The designer used his menswear show to prove that when it comes to humanity’s impending doom, he’s staying upbeat
“We’re all gonna die!” grinned Rick Owens backstage after yesterday’s AW16 show, with the kind of carefree joy that had you smiling along with him rather than fighting off waves of existential dread. He was talking about how the show’s soundtrack – which came complete with the line, “I just wanted to call before I threw myself into the icy lake” looped over and over – had reminded him of the La Brea tar pits in Los Angeles, near where he had just opened a store. “There’s a tar pit where they found dinosaur remains,” he explained. “I was thinking about evolution when I was making this, and ecology, and how we’re all going to end up in the bottom of the La Brea tar pit!”
It was a fitting reference for two reasons.

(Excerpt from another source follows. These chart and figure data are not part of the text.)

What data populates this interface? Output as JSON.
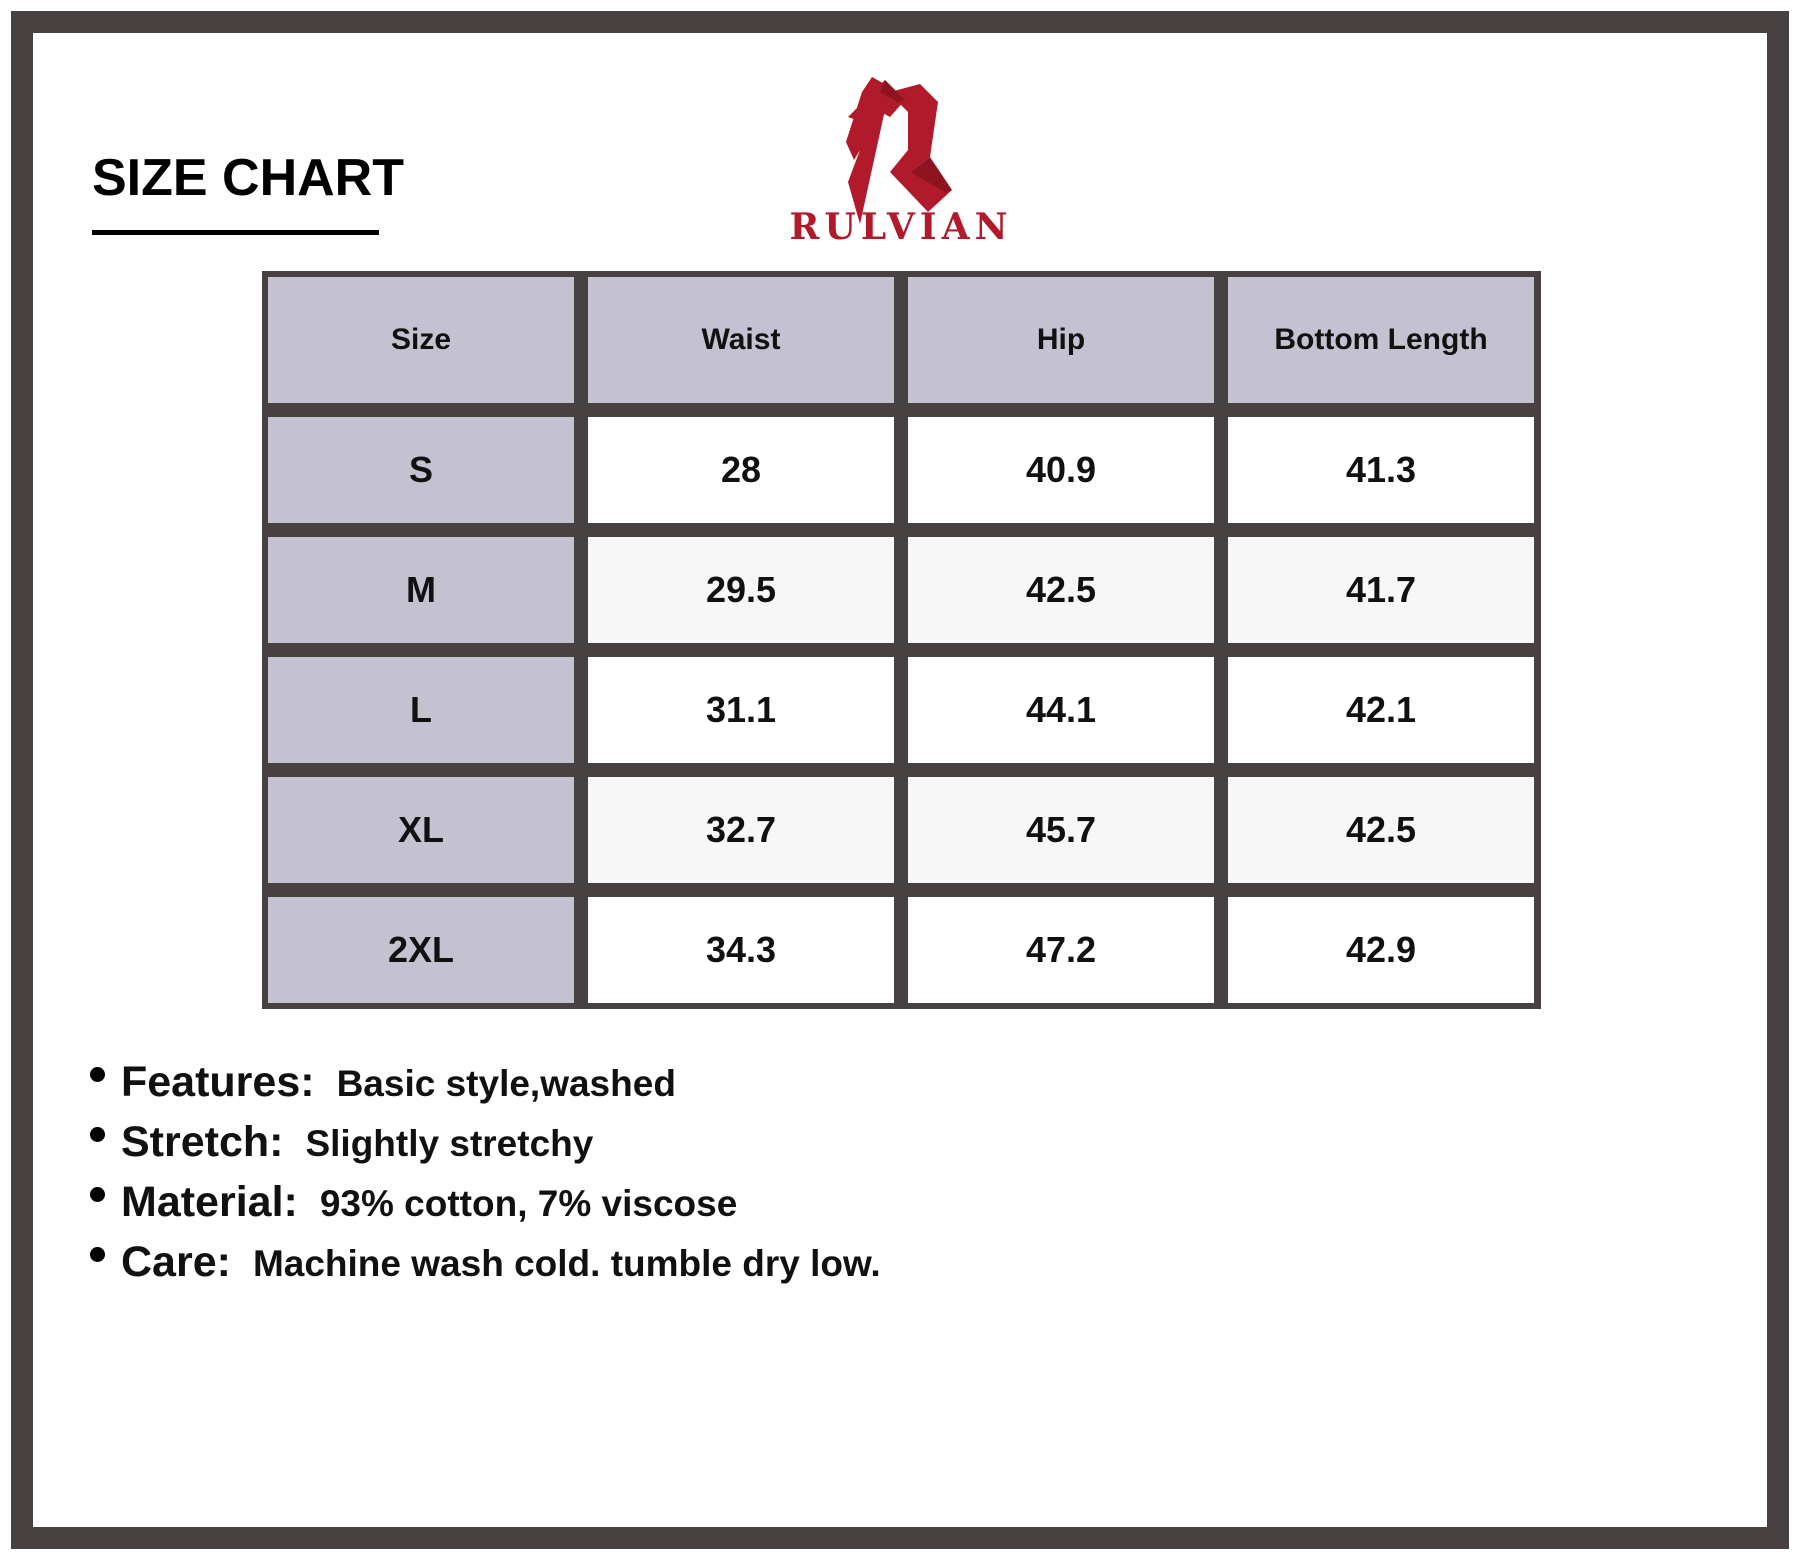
{
  "header": {
    "title": "SIZE CHART",
    "brand": "RULVIAN",
    "brand_color": "#b01a2a",
    "logo_icon": "stylized-R-logo"
  },
  "table": {
    "columns": [
      "Size",
      "Waist",
      "Hip",
      "Bottom Length"
    ],
    "rows": [
      [
        "S",
        "28",
        "40.9",
        "41.3"
      ],
      [
        "M",
        "29.5",
        "42.5",
        "41.7"
      ],
      [
        "L",
        "31.1",
        "44.1",
        "42.1"
      ],
      [
        "XL",
        "32.7",
        "45.7",
        "42.5"
      ],
      [
        "2XL",
        "34.3",
        "47.2",
        "42.9"
      ]
    ],
    "header_color": "#c4c2d0",
    "border_color": "#474142"
  },
  "specs": [
    {
      "label": "Features:",
      "value": "Basic style,washed"
    },
    {
      "label": "Stretch:",
      "value": "Slightly stretchy"
    },
    {
      "label": "Material:",
      "value": "93% cotton, 7% viscose"
    },
    {
      "label": "Care:",
      "value": "Machine wash cold. tumble dry low."
    }
  ]
}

Firstly, that Owens, fashion’s perpetually black-clad prince of darkness, had chosen a literal tar pit to inspire him; and secondly because it tied into the collection’s main theme – what he described as “architecture versus wilderness”. In other words, the civilised versus the primal, the cultivated versus the organic, the sprawling, mathematically-planned metropolis of Los Angeles versus the oozing, black mass of tar perpetually threatening to bubble through its soil. “It’s kind of like what I always work with,” Owens offered, upbeat. “The glorious pursuit of control, inevitably doomed, and ending in collapse and wilderness.”
“It’s kind of like what I always work with... The glorious pursuit of control, inevitably doomed, and ending in collapse and wilderness” – Rick Owens
When it came to the clothes, this central dichotomy found its footing in the collection’s contrasts. On the one hand, there were neat belted beige trench coats, as well as beautifully tailored double-breasted jackets and velvet blazers. On the other, there were raver-ish super wide trousers, fleeces that hung like hides or were wrapped almost caveman-like around the body, and silhouettes that looked like fabric had exploded from and then cascaded down the front of them. Oversized utility pockets, giant, blanket-like layers and one sleeping bag puffa jacket gestured towards survival gear: these clothes were designed to weather the coming storm. What will man wear when nature decides to take over once more?
Some models had their faces painted a chalky white, eyes framed with dark black squares, recalling both a Dr Caligari-esque German Expressionism and the cosmetic rebellion of teenage mall goths, using their eyeliner as a kind of warpaint. It was a look Owens intended to be more glamour than rebellious youth, though one rogue, white-faced model did manage to escape outside for a fag break before the show, only to be chased back into the depths of the Palais de Toyko once someone noticed. (“You can’t be here!”)
With their history of step teams, penis flashing, Estonian metal bands and gymnasts strapped to one another, Rick Owens’ shows have garnered a reputation for making headlines. There was no such drama here, but that was no great loss – his clothes were theatre enough.